The topic of biofuel use has been controversial with critics warning that they are exacerbating the global food crisis.
Shadow transport secretary Norman Baker told MRW that the Government had to be cautious about the environmental and social impacts of using biofuels. If fuel is coming from food waste it is likely to pass the sustainability test. The Government started off believing that biofuels was a panacea but they have realised that more work needs to be done in this area.
Biofuels are never going to be a total replacement for traditional fuel. It will be a bridge between traditional fuel and a future fuel, based on the renewable generation.
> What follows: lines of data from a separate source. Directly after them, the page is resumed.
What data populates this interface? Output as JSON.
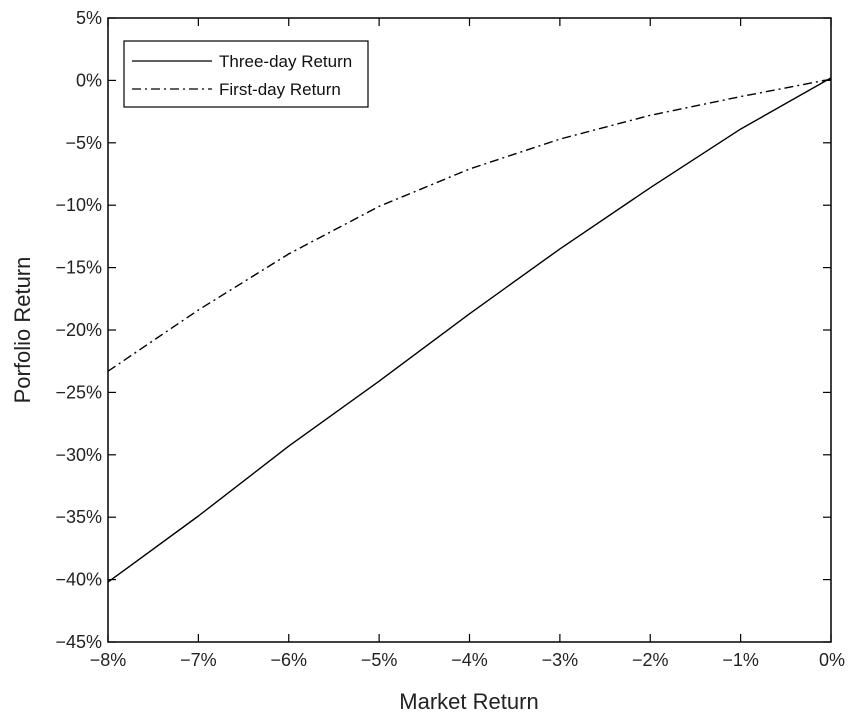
{
  "chart_data": {
    "type": "line",
    "title": "",
    "xlabel": "Market Return",
    "ylabel": "Porfolio Return",
    "xlim": [
      -8,
      0
    ],
    "ylim": [
      -45,
      5
    ],
    "x_ticks": [
      -8,
      -7,
      -6,
      -5,
      -4,
      -3,
      -2,
      -1,
      0
    ],
    "x_tick_labels": [
      "−8%",
      "−7%",
      "−6%",
      "−5%",
      "−4%",
      "−3%",
      "−2%",
      "−1%",
      "0%"
    ],
    "y_ticks": [
      5,
      0,
      -5,
      -10,
      -15,
      -20,
      -25,
      -30,
      -35,
      -40,
      -45
    ],
    "y_tick_labels": [
      "5%",
      "0%",
      "−5%",
      "−10%",
      "−15%",
      "−20%",
      "−25%",
      "−30%",
      "−35%",
      "−40%",
      "−45%"
    ],
    "grid": false,
    "legend_position": "top-left",
    "x": [
      -8,
      -7,
      -6,
      -5,
      -4,
      -3,
      -2,
      -1,
      0
    ],
    "series": [
      {
        "name": "Three-day Return",
        "style": "solid",
        "color": "#000000",
        "values": [
          -40.2,
          -34.9,
          -29.3,
          -24.1,
          -18.7,
          -13.5,
          -8.6,
          -3.9,
          0.2
        ]
      },
      {
        "name": "First-day Return",
        "style": "dashdot",
        "color": "#000000",
        "values": [
          -23.3,
          -18.4,
          -13.9,
          -10.1,
          -7.1,
          -4.7,
          -2.8,
          -1.3,
          0.1
        ]
      }
    ]
  }
}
Last week the Government introduced the Renewable Transport Fuel Obligation which sets outs Britains biofuels target. Road transport fuel suppliers will have to ensure that by 2010/11, 5% of fuel is made up of renewable fuels. In a Downing Street website statement issued in relation to the global food crisis (April 21 2008) Prime Minister Gordon Brown said: We know that biofuels, intended to promote energy independence and combat climate change, are frequently energy inefficient. We need to look closely at the impact of food prices and the environment of different production methods and to ensure that we are more selective in our support. If our UK review shows that we need to change our approach, we will also push for change in EU biofuels targets.
The EU issued a 10% quota of biofuels in all petrol and diesel by 2020 as part of a drive to slash greenhouse gas emissions by 20% by 2020.